ND : Aucune. Lorsque les privilèges des aristocrates ont été abolis par la Révolution française, ils ont perdu leur place dans la société et l’Ancien Régime s’est effondré. Il faut déclarer du jour au lendemain que leurs actions sont sans valeur, nulles et non avenues, et fermer définitivement la Bourse. Il faut en finir avec l’Ancien Régime dans l’entreprise.

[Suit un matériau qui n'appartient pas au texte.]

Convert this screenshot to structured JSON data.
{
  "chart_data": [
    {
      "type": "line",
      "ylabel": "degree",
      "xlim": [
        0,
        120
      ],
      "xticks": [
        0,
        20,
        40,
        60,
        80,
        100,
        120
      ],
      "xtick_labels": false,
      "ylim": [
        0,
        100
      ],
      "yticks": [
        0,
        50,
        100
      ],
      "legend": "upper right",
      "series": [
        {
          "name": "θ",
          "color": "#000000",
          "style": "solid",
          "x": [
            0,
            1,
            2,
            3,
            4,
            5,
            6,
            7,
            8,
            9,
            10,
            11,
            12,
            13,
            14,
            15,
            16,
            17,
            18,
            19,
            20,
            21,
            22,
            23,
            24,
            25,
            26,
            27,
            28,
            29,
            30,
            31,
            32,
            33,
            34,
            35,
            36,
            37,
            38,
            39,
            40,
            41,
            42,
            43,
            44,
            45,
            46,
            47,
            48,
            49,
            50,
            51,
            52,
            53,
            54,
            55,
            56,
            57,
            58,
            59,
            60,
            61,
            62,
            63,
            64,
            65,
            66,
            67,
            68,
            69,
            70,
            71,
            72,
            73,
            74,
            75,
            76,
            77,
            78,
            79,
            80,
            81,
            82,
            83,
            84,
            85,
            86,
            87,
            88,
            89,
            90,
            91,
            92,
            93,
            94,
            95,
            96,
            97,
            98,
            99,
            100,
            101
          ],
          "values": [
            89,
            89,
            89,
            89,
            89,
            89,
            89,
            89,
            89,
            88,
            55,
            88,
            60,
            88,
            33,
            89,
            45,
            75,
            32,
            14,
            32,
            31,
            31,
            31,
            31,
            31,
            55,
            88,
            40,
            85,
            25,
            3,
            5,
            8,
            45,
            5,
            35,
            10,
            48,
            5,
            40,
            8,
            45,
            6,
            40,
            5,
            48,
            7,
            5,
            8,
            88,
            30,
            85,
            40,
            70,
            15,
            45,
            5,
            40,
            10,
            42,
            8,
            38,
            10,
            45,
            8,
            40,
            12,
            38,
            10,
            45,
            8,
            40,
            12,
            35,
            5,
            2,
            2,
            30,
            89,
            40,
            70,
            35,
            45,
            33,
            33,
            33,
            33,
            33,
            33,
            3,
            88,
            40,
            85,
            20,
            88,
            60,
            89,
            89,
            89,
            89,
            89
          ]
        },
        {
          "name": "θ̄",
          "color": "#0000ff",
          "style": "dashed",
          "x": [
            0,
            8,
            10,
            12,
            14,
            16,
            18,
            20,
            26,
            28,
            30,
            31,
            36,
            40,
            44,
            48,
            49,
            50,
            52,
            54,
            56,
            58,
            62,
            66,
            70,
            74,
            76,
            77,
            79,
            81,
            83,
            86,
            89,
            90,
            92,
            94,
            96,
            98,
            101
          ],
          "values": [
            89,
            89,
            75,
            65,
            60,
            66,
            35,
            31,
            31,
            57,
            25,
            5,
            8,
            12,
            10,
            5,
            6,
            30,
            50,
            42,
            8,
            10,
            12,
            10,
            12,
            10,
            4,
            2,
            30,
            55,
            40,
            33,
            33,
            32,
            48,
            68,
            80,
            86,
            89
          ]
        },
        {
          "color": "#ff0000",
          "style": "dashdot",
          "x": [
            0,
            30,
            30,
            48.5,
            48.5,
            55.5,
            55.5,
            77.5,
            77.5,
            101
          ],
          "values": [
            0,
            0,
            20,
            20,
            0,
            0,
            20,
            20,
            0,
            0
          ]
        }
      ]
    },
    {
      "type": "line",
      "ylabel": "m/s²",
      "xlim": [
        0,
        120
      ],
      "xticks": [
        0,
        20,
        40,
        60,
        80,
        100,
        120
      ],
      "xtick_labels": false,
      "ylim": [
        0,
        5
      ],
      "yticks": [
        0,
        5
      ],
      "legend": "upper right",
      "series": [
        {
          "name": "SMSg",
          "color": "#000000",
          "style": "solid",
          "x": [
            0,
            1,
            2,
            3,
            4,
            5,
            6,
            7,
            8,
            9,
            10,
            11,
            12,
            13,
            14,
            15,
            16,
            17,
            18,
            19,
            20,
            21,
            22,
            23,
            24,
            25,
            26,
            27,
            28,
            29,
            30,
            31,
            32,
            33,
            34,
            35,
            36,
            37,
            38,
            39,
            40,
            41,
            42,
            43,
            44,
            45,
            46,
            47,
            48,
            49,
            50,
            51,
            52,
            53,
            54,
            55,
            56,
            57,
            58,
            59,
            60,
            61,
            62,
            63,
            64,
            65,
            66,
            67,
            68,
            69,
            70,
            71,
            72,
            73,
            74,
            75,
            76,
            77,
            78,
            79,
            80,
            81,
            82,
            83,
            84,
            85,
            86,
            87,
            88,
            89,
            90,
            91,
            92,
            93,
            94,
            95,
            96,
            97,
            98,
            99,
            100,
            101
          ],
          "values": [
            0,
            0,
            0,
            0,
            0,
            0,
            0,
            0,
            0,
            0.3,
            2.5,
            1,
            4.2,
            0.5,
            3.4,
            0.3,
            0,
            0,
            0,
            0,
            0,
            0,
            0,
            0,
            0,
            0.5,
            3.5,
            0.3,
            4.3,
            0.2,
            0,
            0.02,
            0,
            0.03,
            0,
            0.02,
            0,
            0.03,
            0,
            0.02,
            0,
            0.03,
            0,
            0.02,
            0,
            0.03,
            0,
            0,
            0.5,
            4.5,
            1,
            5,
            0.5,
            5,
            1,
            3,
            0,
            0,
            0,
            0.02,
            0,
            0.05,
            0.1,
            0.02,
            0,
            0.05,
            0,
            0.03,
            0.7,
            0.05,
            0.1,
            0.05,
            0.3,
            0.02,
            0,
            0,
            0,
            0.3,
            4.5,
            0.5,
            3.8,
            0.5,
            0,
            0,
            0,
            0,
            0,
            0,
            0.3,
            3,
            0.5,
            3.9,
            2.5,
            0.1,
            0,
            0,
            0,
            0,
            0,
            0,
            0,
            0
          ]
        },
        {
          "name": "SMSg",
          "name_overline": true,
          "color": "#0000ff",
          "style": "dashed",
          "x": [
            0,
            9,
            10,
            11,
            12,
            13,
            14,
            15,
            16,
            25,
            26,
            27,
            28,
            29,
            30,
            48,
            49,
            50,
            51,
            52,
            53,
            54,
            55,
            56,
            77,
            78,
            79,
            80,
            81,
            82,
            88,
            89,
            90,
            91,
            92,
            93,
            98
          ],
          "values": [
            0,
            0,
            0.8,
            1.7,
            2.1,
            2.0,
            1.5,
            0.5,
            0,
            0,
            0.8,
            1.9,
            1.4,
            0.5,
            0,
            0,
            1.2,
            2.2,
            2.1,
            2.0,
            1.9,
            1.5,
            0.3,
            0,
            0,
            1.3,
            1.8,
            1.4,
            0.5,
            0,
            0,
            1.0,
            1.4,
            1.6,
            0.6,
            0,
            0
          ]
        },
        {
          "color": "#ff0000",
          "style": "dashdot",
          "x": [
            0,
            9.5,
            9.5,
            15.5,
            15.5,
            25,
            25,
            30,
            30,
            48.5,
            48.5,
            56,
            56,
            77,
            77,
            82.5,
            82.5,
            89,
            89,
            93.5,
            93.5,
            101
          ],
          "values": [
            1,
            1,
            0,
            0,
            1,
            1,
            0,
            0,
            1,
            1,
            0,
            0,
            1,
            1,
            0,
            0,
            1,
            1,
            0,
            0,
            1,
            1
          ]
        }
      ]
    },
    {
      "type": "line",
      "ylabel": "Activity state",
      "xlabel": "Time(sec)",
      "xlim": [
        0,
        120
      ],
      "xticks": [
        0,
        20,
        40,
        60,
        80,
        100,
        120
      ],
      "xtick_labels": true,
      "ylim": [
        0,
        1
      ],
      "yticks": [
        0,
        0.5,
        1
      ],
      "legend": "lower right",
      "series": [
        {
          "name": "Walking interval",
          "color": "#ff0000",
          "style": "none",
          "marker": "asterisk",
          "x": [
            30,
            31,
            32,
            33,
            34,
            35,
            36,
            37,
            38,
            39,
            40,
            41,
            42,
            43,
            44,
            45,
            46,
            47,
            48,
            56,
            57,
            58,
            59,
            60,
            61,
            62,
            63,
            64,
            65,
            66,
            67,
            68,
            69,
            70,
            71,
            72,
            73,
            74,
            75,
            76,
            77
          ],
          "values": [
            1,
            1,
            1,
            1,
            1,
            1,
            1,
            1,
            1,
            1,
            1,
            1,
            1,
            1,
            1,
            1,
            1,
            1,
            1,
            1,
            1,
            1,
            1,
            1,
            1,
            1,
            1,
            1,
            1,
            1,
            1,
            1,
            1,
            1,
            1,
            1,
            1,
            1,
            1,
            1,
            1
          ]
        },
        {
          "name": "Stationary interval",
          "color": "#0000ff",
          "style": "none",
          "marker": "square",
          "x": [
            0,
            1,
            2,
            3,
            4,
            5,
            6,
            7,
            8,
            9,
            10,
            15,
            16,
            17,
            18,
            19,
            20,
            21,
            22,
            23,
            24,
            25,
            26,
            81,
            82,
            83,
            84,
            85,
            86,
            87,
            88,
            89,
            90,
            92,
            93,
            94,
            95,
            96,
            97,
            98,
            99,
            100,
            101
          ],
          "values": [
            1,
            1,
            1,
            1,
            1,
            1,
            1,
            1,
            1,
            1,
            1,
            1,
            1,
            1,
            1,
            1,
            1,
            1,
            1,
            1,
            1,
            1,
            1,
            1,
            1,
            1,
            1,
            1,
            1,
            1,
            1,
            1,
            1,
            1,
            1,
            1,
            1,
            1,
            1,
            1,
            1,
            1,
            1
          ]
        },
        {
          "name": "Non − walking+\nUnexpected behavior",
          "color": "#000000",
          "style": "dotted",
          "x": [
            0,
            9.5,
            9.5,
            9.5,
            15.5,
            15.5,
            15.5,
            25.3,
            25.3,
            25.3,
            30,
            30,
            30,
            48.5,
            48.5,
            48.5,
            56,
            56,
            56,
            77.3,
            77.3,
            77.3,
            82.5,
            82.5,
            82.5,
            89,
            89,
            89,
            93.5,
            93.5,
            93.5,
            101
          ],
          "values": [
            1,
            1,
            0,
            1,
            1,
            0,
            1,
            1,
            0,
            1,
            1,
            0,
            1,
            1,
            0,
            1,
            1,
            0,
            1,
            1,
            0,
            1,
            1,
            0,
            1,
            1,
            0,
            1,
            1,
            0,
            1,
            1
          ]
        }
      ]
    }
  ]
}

La transition n’est pas très difficile à assurer. On pourrait le faire du jour au lendemain. Dans toutes les entreprises, les administrations, les associations, où il existe des instances représentatives du personnel, même un simple délégué du personnel, on peut leur confier la direction à titre provisoire, le temps de mettre en place un système plus adapté. On peut également supprimer tout pouvoir de sanction aux cadres et offrir à leur équipe la possibilité de les révoquer ou de les maintenir. Il y a naturellement de nombreux cadres honnêtes et respectueux, qui n’ont rien à craindre d’une telle mesure. Les autres ne feront que récolter ce qu’ils ont semé, même s’il faudra être attentifs à ce qu’il n’y ait pas de représailles sauvage. Une fois ces deux étapes franchies, le plus difficile sera de trouver une nouvelle cohérence ; une nouvelle organisation, mais on aura fait un pas réel vers la démocratie sur le lieu de travail.

Cette idée n’est pas nouvelle. Le mouvement ouvrier l’a défendue, sous des formes variées, depuis deux siècles. Il s’est battu pour le droit de vote. Il a expérimenté toute sortes d’associations, de coopératives, développé les idées de collectivisme, de conseils ouvriers, d’autogestion, avec des succès et des échecs. Aujourd’hui, il s’agit de reformuler ces idéaux égalitaires d’une manière qui soit adaptés aux enjeux du 21ème siècle. Nous sommes confrontés chaque jour à la contradiction entre un système politique qui se prétend démocratique et sa base économique, l’entreprise capitaliste, qui est une dictature. Le sens de la discussion sur la démocratie au travail, c’est de dépasser cette contradiction, de transformer profondément la société pour la rendre plus juste, plus libre, plus égale.